NBLCE Statement by Content Developer James W. Johnson

As a recent graduate of the University of New Brunswick’s Masters of Arts in English program, I came to the NBLCE with a grounding in the literature of Canada’s Maritime provinces. I had studied Maritime literature at both the undergraduate and graduate levels, and my MA thesis, titled “Old Provinces, New Modernisms: Toward an Editorial Poetics of the Maritime Little Magazine,” examined the history, influence, and editorial polemics of the region’s leading twentieth-century literary magazines. I was thus aware of the rich literary heritage of the Maritimes. Nevertheless, when I learned that the NBLCE was to include only New Brunswick literature, I was sceptical. I knew the province had produced some of Canada’s greatest poets, but as Canada’s third smallest province, did its literature warrant a curriculum of its own? As I read and analyzed the work in the NBLCE, I became increasingly convinced that it did.

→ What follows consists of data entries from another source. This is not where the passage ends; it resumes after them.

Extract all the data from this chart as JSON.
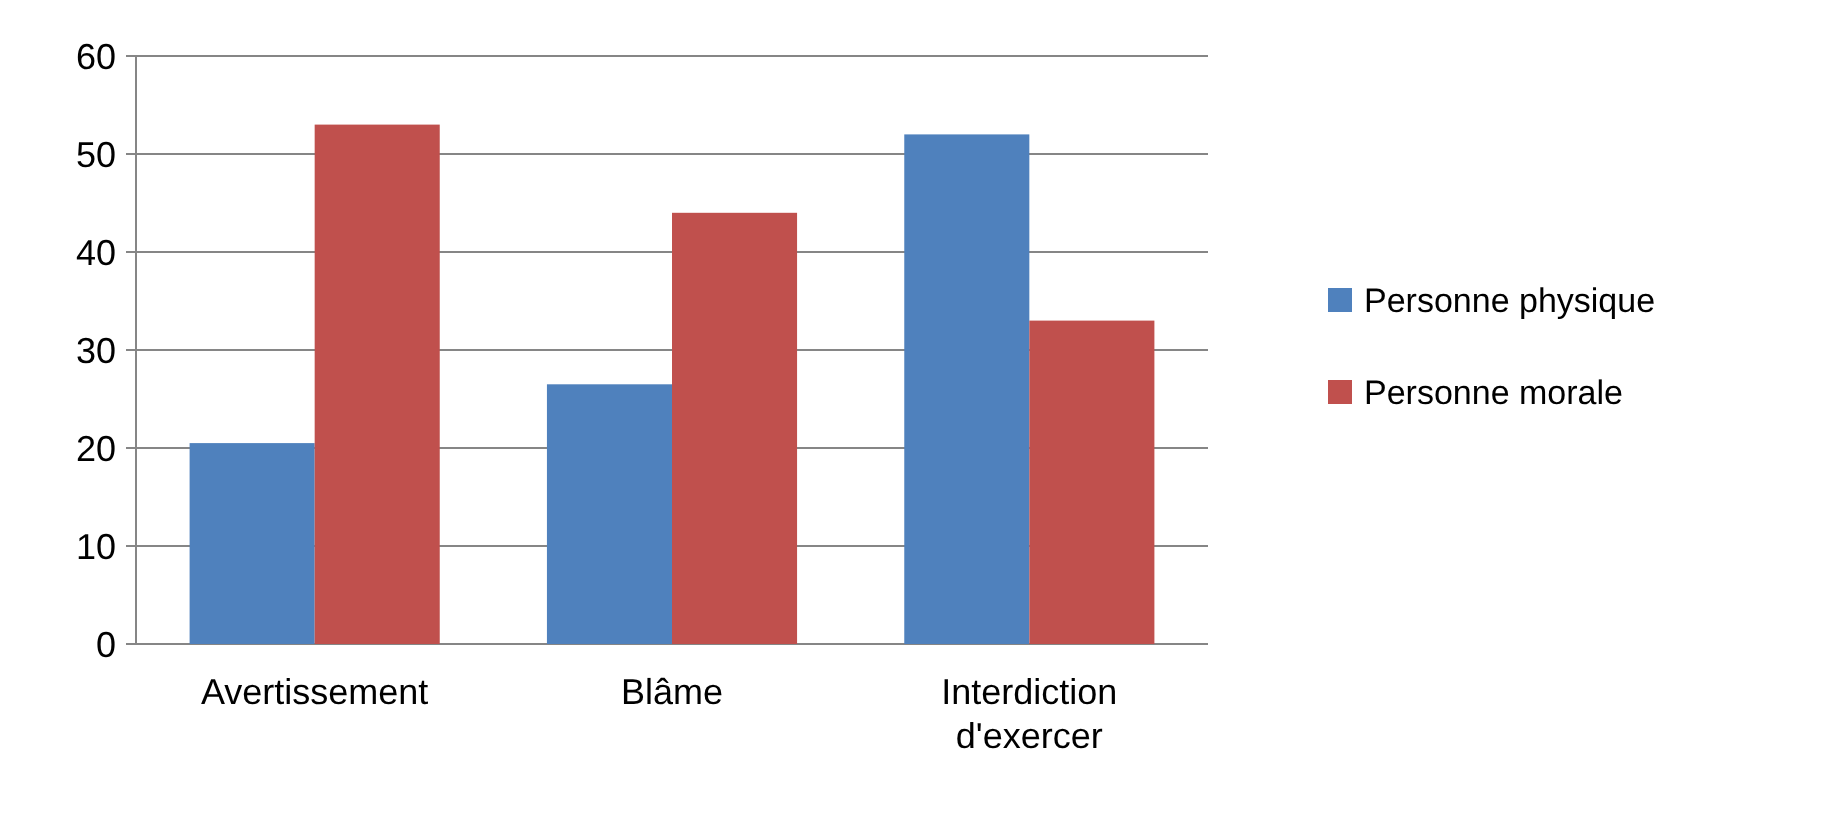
{
  "chart_data": {
    "type": "bar",
    "categories": [
      "Avertissement",
      "Blâme",
      "Interdiction d'exercer"
    ],
    "series": [
      {
        "name": "Personne physique",
        "color": "#4f81bd",
        "values": [
          20.5,
          26.5,
          52
        ]
      },
      {
        "name": "Personne morale",
        "color": "#c0504d",
        "values": [
          53,
          44,
          33
        ]
      }
    ],
    "ylim": [
      0,
      60
    ],
    "yticks": [
      0,
      10,
      20,
      30,
      40,
      50,
      60
    ],
    "grid": "y",
    "legend": "right"
  }
}
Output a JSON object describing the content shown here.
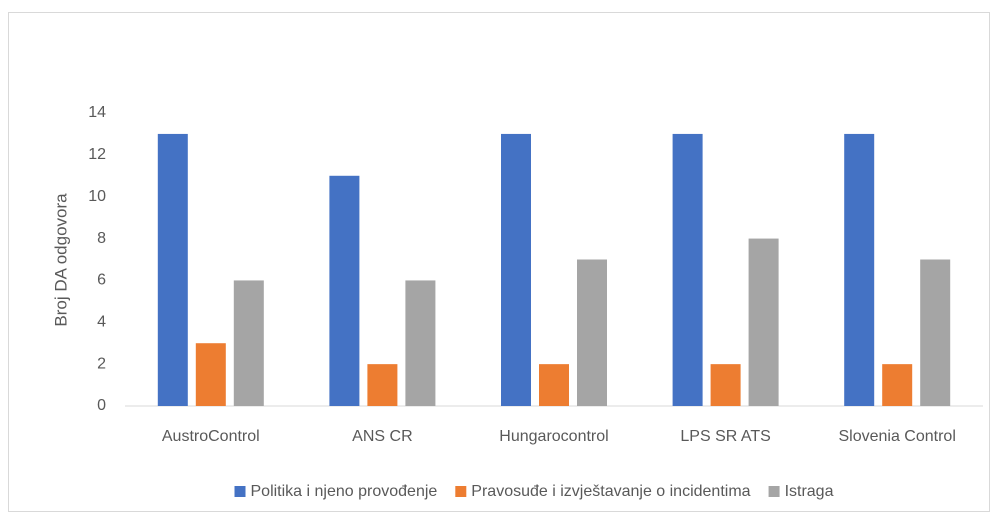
{
  "chart_data": {
    "type": "bar",
    "y_label": "Broj DA odgovora",
    "categories": [
      "AustroControl",
      "ANS CR",
      "Hungarocontrol",
      "LPS SR ATS",
      "Slovenia Control"
    ],
    "series": [
      {
        "name": "Politika i njeno provođenje",
        "color": "#4472c4",
        "values": [
          13,
          11,
          13,
          13,
          13
        ]
      },
      {
        "name": "Pravosuđe i izvještavanje o incidentima",
        "color": "#ed7d31",
        "values": [
          3,
          2,
          2,
          2,
          2
        ]
      },
      {
        "name": "Istraga",
        "color": "#a5a5a5",
        "values": [
          6,
          6,
          7,
          8,
          7
        ]
      }
    ],
    "ylim": [
      0,
      14
    ],
    "yticks": [
      0,
      2,
      4,
      6,
      8,
      10,
      12,
      14
    ],
    "grid": false,
    "legend": "bottom"
  }
}
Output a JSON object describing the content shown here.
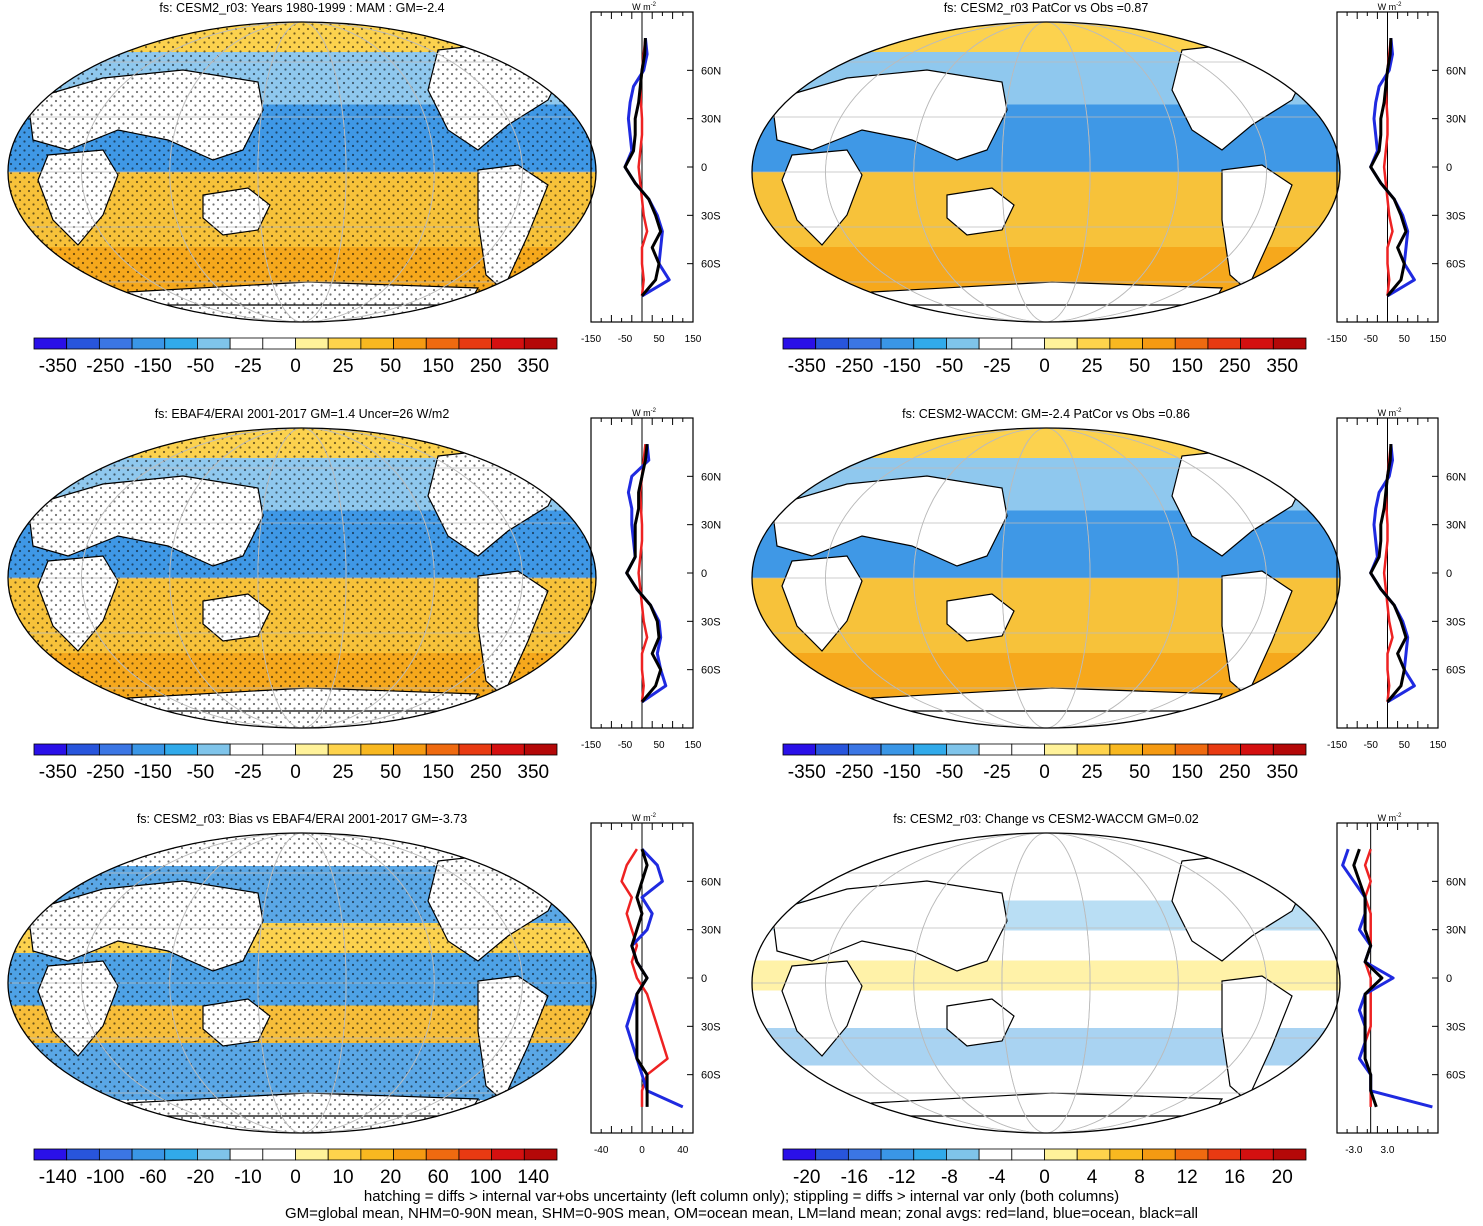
{
  "figure": {
    "footer_line1": "hatching = diffs > internal var+obs uncertainty (left column only); stippling = diffs > internal var only (both columns)",
    "footer_line2": "GM=global mean, NHM=0-90N mean, SHM=0-90S mean, OM=ocean mean, LM=land mean; zonal avgs: red=land, blue=ocean, black=all",
    "zonal_unit_w": "W",
    "zonal_unit_m": "m",
    "zonal_unit_exp": "-2",
    "lat_labels": [
      "60N",
      "30N",
      "0",
      "30S",
      "60S"
    ],
    "colors": {
      "land": "#ee2222",
      "ocean": "#1f2ae0",
      "all": "#000000"
    }
  },
  "chart_data": [
    {
      "type": "heatmap",
      "title": "fs: CESM2_r03: Years 1980-1999 : MAM : GM=-2.4",
      "colorbar_labels": [
        "-350",
        "-250",
        "-150",
        "-50",
        "-25",
        "0",
        "25",
        "50",
        "150",
        "250",
        "350"
      ],
      "zonal_xticks": [
        "-150",
        "-50",
        "50",
        "150"
      ],
      "zonal_xrange": [
        -150,
        150
      ],
      "profiles": {
        "lat": [
          80,
          70,
          60,
          50,
          40,
          30,
          20,
          10,
          0,
          -10,
          -20,
          -30,
          -40,
          -50,
          -60,
          -70,
          -80
        ],
        "land": [
          10,
          5,
          0,
          -5,
          -3,
          0,
          0,
          -5,
          -10,
          -5,
          0,
          5,
          15,
          0,
          0,
          5,
          0
        ],
        "ocean": [
          10,
          15,
          5,
          -25,
          -35,
          -40,
          -35,
          -30,
          -50,
          -20,
          20,
          45,
          60,
          55,
          50,
          80,
          0
        ],
        "all": [
          10,
          8,
          0,
          -5,
          -10,
          -20,
          -20,
          -25,
          -50,
          -20,
          20,
          40,
          55,
          30,
          50,
          40,
          0
        ]
      }
    },
    {
      "type": "heatmap",
      "title": "fs: CESM2_r03 PatCor vs Obs =0.87",
      "colorbar_labels": [
        "-350",
        "-250",
        "-150",
        "-50",
        "-25",
        "0",
        "25",
        "50",
        "150",
        "250",
        "350"
      ],
      "zonal_xticks": [
        "-150",
        "-50",
        "50",
        "150"
      ],
      "zonal_xrange": [
        -150,
        150
      ],
      "profiles": {
        "lat": [
          80,
          70,
          60,
          50,
          40,
          30,
          20,
          10,
          0,
          -10,
          -20,
          -30,
          -40,
          -50,
          -60,
          -70,
          -80
        ],
        "land": [
          10,
          5,
          0,
          -5,
          -3,
          0,
          0,
          -5,
          -10,
          -5,
          0,
          5,
          15,
          0,
          0,
          5,
          0
        ],
        "ocean": [
          10,
          15,
          5,
          -25,
          -35,
          -40,
          -35,
          -30,
          -50,
          -20,
          20,
          45,
          60,
          55,
          50,
          80,
          0
        ],
        "all": [
          10,
          8,
          0,
          -5,
          -10,
          -20,
          -20,
          -25,
          -50,
          -20,
          20,
          40,
          55,
          30,
          50,
          40,
          0
        ]
      }
    },
    {
      "type": "heatmap",
      "title": "fs: EBAF4/ERAI 2001-2017 GM=1.4 Uncer=26 W/m2",
      "colorbar_labels": [
        "-350",
        "-250",
        "-150",
        "-50",
        "-25",
        "0",
        "25",
        "50",
        "150",
        "250",
        "350"
      ],
      "zonal_xticks": [
        "-150",
        "-50",
        "50",
        "150"
      ],
      "zonal_xrange": [
        -150,
        150
      ],
      "profiles": {
        "lat": [
          80,
          70,
          60,
          50,
          40,
          30,
          20,
          10,
          0,
          -10,
          -20,
          -30,
          -40,
          -50,
          -60,
          -70,
          -80
        ],
        "land": [
          10,
          5,
          0,
          -5,
          -3,
          0,
          0,
          -5,
          -10,
          -5,
          0,
          5,
          15,
          0,
          0,
          5,
          0
        ],
        "ocean": [
          15,
          20,
          -30,
          -40,
          -30,
          -30,
          -25,
          -20,
          -45,
          -15,
          25,
          50,
          55,
          45,
          55,
          70,
          0
        ],
        "all": [
          15,
          10,
          0,
          -10,
          -10,
          -20,
          -20,
          -20,
          -45,
          -15,
          25,
          45,
          50,
          30,
          55,
          40,
          0
        ]
      }
    },
    {
      "type": "heatmap",
      "title": "fs: CESM2-WACCM: GM=-2.4 PatCor vs Obs =0.86",
      "colorbar_labels": [
        "-350",
        "-250",
        "-150",
        "-50",
        "-25",
        "0",
        "25",
        "50",
        "150",
        "250",
        "350"
      ],
      "zonal_xticks": [
        "-150",
        "-50",
        "50",
        "150"
      ],
      "zonal_xrange": [
        -150,
        150
      ],
      "profiles": {
        "lat": [
          80,
          70,
          60,
          50,
          40,
          30,
          20,
          10,
          0,
          -10,
          -20,
          -30,
          -40,
          -50,
          -60,
          -70,
          -80
        ],
        "land": [
          10,
          5,
          0,
          -5,
          -3,
          0,
          0,
          -5,
          -10,
          -5,
          0,
          5,
          15,
          0,
          0,
          5,
          0
        ],
        "ocean": [
          10,
          15,
          5,
          -25,
          -35,
          -40,
          -35,
          -30,
          -50,
          -20,
          20,
          45,
          60,
          55,
          50,
          80,
          0
        ],
        "all": [
          10,
          8,
          0,
          -5,
          -10,
          -20,
          -20,
          -25,
          -50,
          -20,
          20,
          40,
          55,
          30,
          50,
          40,
          0
        ]
      }
    },
    {
      "type": "heatmap",
      "title": "fs: CESM2_r03: Bias vs EBAF4/ERAI 2001-2017 GM=-3.73",
      "colorbar_labels": [
        "-140",
        "-100",
        "-60",
        "-20",
        "-10",
        "0",
        "10",
        "20",
        "60",
        "100",
        "140"
      ],
      "zonal_xticks": [
        "-40",
        "0",
        "40"
      ],
      "zonal_xrange": [
        -50,
        50
      ],
      "profiles": {
        "lat": [
          80,
          70,
          60,
          50,
          40,
          30,
          20,
          10,
          0,
          -10,
          -20,
          -30,
          -40,
          -50,
          -60,
          -70,
          -80
        ],
        "land": [
          -5,
          -15,
          -20,
          -10,
          -15,
          -10,
          -5,
          -10,
          -5,
          5,
          10,
          15,
          20,
          25,
          5,
          0,
          0
        ],
        "ocean": [
          0,
          15,
          20,
          0,
          10,
          5,
          -10,
          -5,
          5,
          -5,
          -10,
          -15,
          -10,
          -5,
          0,
          5,
          40
        ],
        "all": [
          0,
          5,
          0,
          -5,
          0,
          -5,
          -10,
          -5,
          5,
          -5,
          -5,
          -5,
          -5,
          -5,
          5,
          5,
          5
        ]
      }
    },
    {
      "type": "heatmap",
      "title": "fs: CESM2_r03: Change vs CESM2-WACCM GM=0.02",
      "colorbar_labels": [
        "-20",
        "-16",
        "-12",
        "-8",
        "-4",
        "0",
        "4",
        "8",
        "12",
        "16",
        "20"
      ],
      "zonal_xticks": [
        "-3.0",
        "3.0"
      ],
      "zonal_xrange": [
        -6,
        12
      ],
      "profiles": {
        "lat": [
          80,
          70,
          60,
          50,
          40,
          30,
          20,
          10,
          0,
          -10,
          -20,
          -30,
          -40,
          -50,
          -60,
          -70,
          -80
        ],
        "land": [
          0,
          -1,
          0,
          -1,
          0,
          0,
          0,
          -1,
          0,
          0,
          0,
          0,
          -1,
          -2,
          0,
          0,
          0
        ],
        "ocean": [
          -4,
          -5,
          -3,
          -1,
          -1,
          -2,
          0,
          -1,
          4,
          -1,
          -2,
          -1,
          -1,
          -2,
          0,
          0,
          11
        ],
        "all": [
          -2,
          -3,
          -2,
          -1,
          -1,
          -1,
          0,
          -1,
          2,
          -1,
          -1,
          -1,
          -1,
          -1,
          0,
          0,
          1
        ]
      }
    }
  ]
}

The diversity and expansiveness of New Brunswick’s literary history is astounding. When studying New Brunswick literature over time, we come into contact with the greatest literary movements of the 19th and 20th centuries. The mysticism, emotion, and lyrical beauty of Romanticism; the skepticism, allusiveness, and formal experimentation of modernism; the deeply personal and humanistic poetics of Confessionalism – these are but a few of the literary movements one encounters when reading New Brunswick’s poetry and fiction. And yet, while New Brunswick’s literature has always been in touch with the major trends of the Western literary tradition, it is also deeply informed by the social and cultural conditions in which it has emerged and to which it has responded.

The literature of New Brunswick allows us not only to appreciate the history and development of the province's voices and styles, but also teaches us about the history and development of New Brunswick society. When we study the literature of a particular place we confront the values, ideals, hopes, fears, prejudices, anxieties, and aspirations of the people in that place. New Brunswick’s writers have grappled with the great questions of their times, but they have also given expression to the manifold experiences that have formed the distinct culture of New Brunswick: the collective experiences, always social and constantly evolving, that constitute our sense of place and give meaning to our own experience of New Brunswick and the world beyond. It is this belief in the indivisible relationship between literature, culture, and place that has both informed and been strengthened by my work on the NBLCE.